The main question for this project is how to value future lives when making decisions. This question has up to now been largely ignored by policy-makers, despite the fact that it is directly relevant to some extremely important practical problems, such as population control (taxation, parental leave), prioritisation in health care, climate change, and existential risk (risk of extinction of animal species and humanity). Indeed, the problem of how to value future lives is now explicitly acknowledged by the Intergovernmental Panel on Climate Change to be ‘a serious difficulty for evaluating policies aimed at mitigating climate change’ (IPCC 2013 Working Group 3, Ch. 3, Section 3.4.7, p. 24).
In order to solve these practical problems, we need to consider certain difficult theoretical questions, e.g. ‘Would it be good or bad if less people (or animals) existed in the future?’ and ‘Can an increase in population size compensate for a decrease individual well-being?’ Our common-sense moral principles do not often give clear guidance in these cases, and when they do, the guidance is counterintuitive and paradoxical. We thus need to somehow revise or extend common-sense morality so that it can take into account future generations and population changes in an acceptable way. The question of how to value population-changes has turned out to be extremely difficult from a theoretical point of view. Many paradoxes have been discovered, which have spawned a huge, though largely inconclusive, literature. We think that in order to move forward we need to question some fundamental substantive or methodological principles, often taken for granted in the debate. Rejecting or revising some of these assumptions holds the key to formulating an adequate population ethics.
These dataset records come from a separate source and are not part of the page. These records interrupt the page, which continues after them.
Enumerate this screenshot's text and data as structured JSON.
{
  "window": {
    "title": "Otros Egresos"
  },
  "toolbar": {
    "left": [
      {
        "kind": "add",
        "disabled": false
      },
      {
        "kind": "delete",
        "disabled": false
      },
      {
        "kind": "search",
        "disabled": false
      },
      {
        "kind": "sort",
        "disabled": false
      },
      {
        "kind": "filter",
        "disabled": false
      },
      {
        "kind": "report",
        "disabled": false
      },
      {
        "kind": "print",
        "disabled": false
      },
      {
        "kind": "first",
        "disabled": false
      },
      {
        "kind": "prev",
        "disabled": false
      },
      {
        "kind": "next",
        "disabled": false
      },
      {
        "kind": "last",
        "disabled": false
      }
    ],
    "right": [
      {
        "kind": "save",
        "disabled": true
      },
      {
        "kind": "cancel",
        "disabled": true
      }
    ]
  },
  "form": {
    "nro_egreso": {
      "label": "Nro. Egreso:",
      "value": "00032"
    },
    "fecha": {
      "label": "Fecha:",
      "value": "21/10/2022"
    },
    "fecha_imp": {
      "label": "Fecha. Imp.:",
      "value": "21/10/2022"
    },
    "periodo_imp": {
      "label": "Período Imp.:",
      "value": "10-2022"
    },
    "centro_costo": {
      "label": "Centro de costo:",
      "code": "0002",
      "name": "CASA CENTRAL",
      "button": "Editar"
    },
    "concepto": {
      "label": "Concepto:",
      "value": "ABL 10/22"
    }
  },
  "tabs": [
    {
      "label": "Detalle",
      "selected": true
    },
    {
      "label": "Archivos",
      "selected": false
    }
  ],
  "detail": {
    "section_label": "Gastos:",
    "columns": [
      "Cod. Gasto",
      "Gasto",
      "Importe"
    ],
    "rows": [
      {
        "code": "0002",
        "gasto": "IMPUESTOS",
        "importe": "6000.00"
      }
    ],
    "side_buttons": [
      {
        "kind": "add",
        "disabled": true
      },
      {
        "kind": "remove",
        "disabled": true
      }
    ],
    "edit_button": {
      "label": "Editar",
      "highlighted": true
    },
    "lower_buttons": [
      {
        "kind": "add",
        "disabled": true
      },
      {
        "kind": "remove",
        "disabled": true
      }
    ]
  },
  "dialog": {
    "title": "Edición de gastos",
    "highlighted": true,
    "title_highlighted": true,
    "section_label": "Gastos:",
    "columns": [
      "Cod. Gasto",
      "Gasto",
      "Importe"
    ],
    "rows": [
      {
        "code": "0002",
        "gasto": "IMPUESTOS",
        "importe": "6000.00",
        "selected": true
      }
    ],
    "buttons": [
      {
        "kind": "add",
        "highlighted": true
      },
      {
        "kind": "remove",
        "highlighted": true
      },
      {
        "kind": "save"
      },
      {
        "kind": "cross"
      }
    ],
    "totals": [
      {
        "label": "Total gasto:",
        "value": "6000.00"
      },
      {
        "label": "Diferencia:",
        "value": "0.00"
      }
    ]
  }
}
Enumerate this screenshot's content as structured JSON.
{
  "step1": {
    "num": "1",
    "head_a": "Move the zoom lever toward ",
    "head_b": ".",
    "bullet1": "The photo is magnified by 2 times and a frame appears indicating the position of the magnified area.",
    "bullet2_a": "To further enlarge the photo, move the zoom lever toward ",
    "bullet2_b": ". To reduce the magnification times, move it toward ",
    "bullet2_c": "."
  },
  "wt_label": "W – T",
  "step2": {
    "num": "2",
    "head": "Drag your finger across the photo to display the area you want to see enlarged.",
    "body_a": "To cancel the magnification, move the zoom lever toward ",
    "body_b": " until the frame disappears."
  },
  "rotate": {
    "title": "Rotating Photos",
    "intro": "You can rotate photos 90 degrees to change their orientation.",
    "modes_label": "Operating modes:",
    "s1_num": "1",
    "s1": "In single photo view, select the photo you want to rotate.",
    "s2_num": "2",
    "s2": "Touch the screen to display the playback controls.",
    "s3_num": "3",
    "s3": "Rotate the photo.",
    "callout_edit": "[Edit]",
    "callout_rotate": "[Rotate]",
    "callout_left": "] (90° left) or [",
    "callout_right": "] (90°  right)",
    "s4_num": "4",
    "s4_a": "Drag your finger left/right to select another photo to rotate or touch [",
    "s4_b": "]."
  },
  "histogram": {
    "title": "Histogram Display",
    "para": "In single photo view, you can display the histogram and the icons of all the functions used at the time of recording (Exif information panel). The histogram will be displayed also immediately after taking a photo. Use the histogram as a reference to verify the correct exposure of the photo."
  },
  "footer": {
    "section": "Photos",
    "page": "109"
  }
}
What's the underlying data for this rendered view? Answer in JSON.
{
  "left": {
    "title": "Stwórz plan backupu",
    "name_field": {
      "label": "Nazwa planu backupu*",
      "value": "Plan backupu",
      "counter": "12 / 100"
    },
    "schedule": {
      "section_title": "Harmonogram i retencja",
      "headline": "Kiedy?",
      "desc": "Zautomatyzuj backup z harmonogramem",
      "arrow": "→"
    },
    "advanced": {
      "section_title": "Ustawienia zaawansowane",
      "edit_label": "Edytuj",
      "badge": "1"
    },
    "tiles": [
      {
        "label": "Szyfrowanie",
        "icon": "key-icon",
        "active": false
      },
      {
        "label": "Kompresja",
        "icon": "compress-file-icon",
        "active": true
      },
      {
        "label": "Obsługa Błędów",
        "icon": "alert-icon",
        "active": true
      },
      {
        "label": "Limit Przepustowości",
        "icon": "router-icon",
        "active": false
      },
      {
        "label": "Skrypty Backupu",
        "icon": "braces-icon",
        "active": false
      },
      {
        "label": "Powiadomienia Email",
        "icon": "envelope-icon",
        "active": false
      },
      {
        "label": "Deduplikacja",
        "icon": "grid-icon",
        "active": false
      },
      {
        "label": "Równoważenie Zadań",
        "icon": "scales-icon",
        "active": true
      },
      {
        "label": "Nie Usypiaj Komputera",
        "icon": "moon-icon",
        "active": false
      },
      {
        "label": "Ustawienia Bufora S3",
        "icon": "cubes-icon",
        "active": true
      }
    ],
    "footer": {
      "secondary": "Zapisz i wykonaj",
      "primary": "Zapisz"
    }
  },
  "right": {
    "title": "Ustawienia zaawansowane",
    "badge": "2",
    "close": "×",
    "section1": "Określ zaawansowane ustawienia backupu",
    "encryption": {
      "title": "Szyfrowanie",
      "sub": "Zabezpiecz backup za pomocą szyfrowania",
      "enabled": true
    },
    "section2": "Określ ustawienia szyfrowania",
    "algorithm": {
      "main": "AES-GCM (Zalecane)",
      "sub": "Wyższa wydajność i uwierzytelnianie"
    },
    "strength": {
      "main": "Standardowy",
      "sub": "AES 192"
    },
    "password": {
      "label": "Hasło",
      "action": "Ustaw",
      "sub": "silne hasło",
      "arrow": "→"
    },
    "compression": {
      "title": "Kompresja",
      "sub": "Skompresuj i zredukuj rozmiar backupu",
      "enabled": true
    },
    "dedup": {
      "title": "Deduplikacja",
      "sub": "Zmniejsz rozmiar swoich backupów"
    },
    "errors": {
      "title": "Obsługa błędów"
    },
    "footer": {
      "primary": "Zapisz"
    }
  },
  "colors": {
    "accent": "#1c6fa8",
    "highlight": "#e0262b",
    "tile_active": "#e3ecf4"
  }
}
The project therefore aims to critically assess some of the most important assumptions by bringing together some of the world-leading philosophers and economists in this area so that they can make collaborative progress on population ethics.
The assumptions we will critically assess are:
1. A person’s existence is neither a benefit nor a harm for that person.
2. It is meaningful to talk about ‘very high’ and ‘very low’ levels of well-being and there can be ‘very small’ differences in well-being.
Evaluative welfarist framework
3. Population ethics is primarily about assessing the value of a population by looking at the well-being of its members.
4. The satisfaction of the conditions of adequacy for population ethics should be seen as an ‘all or nothing’ affair. If a theory satisfies a condition (such as avoiding the Repugnant Conclusion), it remains a viable candidate-theory; if it fails, it must be rejected.
5. Before we deal with real-world practical problems, we first need to decide on and be certain about one theory of population ethics.
6. Questions about the value of population changes have no direct bearing on democratic decisions, since democracy only takes into account presently existing people’s preferences.